Y reseño lo de "pública" porque el doctor Sánchez, el intelectual de izquierdas, no presentó sus conclusiones "científicas" en una universidad del Estado, en un centro de esos que su partido tiene a gala defender. El candidato Sánchez logró su doctorado en una carísima y señoritísima universidad privada, entre amigos, lejos de la chusma que sobrevive con becas, de los proletas y lúmpenes que hacen malabares financieros para obtener una miserable licenciatura, sacada con estudio y sin enchufes. Como niño mimado de la gauche caviar, Sánchez pertenece a los rojos criados con cucharilla de plata, como es común, por ejemplo, en el partido demócrata americano. Rico de por casa, el señorito intuyó que es más chic ser de izquierdas que de derechas. Y acertó, no podemos negarle un instinto infalible para estar de moda, para adaptarse al mainstream.

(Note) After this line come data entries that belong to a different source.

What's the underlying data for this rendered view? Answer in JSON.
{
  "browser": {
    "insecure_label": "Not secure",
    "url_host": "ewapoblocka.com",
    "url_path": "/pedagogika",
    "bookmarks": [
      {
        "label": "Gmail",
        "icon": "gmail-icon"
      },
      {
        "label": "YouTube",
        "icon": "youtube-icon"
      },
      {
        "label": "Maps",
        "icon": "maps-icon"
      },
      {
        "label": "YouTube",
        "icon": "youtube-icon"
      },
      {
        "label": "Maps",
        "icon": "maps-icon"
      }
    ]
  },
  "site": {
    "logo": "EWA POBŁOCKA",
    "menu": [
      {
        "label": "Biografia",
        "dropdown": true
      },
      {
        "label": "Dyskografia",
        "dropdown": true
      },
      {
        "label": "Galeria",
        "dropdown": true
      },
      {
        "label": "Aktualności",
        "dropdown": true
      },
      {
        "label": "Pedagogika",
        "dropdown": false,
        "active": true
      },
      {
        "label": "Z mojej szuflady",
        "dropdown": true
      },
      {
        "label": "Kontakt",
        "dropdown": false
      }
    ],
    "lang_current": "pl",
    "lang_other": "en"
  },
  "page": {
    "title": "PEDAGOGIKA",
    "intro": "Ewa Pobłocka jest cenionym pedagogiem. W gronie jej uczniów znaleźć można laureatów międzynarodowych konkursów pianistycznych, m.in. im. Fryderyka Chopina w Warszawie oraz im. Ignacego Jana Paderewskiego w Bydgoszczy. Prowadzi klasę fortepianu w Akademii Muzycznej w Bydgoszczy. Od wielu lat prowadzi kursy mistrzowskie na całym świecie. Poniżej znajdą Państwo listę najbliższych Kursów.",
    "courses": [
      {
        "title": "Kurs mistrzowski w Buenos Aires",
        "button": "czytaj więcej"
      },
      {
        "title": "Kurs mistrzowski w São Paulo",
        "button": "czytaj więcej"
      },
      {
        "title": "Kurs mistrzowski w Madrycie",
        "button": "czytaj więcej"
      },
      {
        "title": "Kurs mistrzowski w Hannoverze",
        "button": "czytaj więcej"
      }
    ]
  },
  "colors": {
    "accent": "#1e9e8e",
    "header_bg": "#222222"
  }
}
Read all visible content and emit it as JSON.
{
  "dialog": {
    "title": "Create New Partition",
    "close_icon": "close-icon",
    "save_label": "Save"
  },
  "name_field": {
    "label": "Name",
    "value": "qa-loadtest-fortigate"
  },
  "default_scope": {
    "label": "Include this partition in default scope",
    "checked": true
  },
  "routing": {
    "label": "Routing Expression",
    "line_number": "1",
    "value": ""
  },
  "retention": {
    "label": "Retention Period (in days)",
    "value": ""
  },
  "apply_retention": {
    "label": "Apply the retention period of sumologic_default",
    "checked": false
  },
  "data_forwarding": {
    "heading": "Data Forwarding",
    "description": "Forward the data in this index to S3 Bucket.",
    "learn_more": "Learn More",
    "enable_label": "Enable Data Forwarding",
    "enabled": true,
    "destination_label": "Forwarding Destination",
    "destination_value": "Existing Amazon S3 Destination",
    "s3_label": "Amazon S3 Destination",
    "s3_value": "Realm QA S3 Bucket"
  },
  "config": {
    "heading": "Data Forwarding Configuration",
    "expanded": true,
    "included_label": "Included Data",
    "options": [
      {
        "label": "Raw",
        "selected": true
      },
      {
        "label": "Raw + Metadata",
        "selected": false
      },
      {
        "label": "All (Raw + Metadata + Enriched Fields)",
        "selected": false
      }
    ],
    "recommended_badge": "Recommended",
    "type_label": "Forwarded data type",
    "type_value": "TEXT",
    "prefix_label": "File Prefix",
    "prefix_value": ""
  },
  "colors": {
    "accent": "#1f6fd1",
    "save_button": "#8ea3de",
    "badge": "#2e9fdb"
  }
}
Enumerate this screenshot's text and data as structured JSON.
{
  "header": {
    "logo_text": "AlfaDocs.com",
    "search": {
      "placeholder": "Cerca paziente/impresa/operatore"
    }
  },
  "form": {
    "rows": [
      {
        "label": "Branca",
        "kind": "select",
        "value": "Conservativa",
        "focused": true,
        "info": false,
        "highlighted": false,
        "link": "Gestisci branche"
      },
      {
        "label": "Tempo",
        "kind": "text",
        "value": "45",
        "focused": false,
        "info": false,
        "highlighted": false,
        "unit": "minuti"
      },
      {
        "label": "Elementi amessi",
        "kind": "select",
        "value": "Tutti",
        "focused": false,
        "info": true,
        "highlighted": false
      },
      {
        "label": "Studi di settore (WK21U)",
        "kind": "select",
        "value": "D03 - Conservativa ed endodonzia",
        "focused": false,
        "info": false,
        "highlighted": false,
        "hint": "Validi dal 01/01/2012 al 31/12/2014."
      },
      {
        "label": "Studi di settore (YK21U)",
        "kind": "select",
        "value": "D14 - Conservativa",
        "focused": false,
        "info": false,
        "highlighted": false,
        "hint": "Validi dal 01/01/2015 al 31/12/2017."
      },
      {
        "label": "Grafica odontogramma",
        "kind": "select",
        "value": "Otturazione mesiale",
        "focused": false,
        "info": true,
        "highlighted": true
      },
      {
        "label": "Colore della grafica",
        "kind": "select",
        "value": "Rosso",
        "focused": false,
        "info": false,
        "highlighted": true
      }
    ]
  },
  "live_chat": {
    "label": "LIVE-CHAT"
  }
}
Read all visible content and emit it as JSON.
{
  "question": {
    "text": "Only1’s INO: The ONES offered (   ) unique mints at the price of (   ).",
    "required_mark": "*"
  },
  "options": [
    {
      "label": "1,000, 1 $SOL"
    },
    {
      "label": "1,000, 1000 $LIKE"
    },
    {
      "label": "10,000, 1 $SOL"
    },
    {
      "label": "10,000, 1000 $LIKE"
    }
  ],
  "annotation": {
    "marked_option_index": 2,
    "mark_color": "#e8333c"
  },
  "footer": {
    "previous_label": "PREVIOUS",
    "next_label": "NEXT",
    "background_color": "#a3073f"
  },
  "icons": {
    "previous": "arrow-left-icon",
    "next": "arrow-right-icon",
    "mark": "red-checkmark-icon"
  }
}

Ese es su gran mérito. El único.
Me entero, además, de que esta lumbrera fue seleccionada y protegida con mimo por otro cráneo privilegiado, el ilustre Pepiño Blanco. Sí, el de la gasolinera, el que decía "corruto" y "trator" y ejerció de eminencia gris, pero que muy gris, en los eficaces gobiernos de Zapatero, aquellos que nos llevaron a la mayor crisis económica desde los tiempos de Felipe IV. Este Bismarck español, este Talleyrand con boina, presumía en su expediente de haber realizado "estudios" de Derecho, lo que traducido al cristiano significa que cursó "una" asignatura de la carrera en sus años mozos, antes de convertirse en padre de la patria. A la vista del burriculum vitae de Blanco, que llegó a ministro y portacoz del Gobierno, hay que reconocer que el doctor Sánchez ha superado al maestro. Con tales ejemplos, no puedo seguir diciendo que vamos a peor. ¿No es un logro de nuestro sistema educativo, de sus adaptaciones curriculares, de su ciencia pedagógica, que semejantes personajes lleguen a las más altas responsabilidades del Estado? Esto sí que es integración. Recuerde el lector que venimos de una educación elitista y discriminadora, la del franquismo, donde sólo a los números uno se les permitía ejercer funciones de ministro o alto cargo del Estado. Ahora, por fin, todos podemos ser dotores.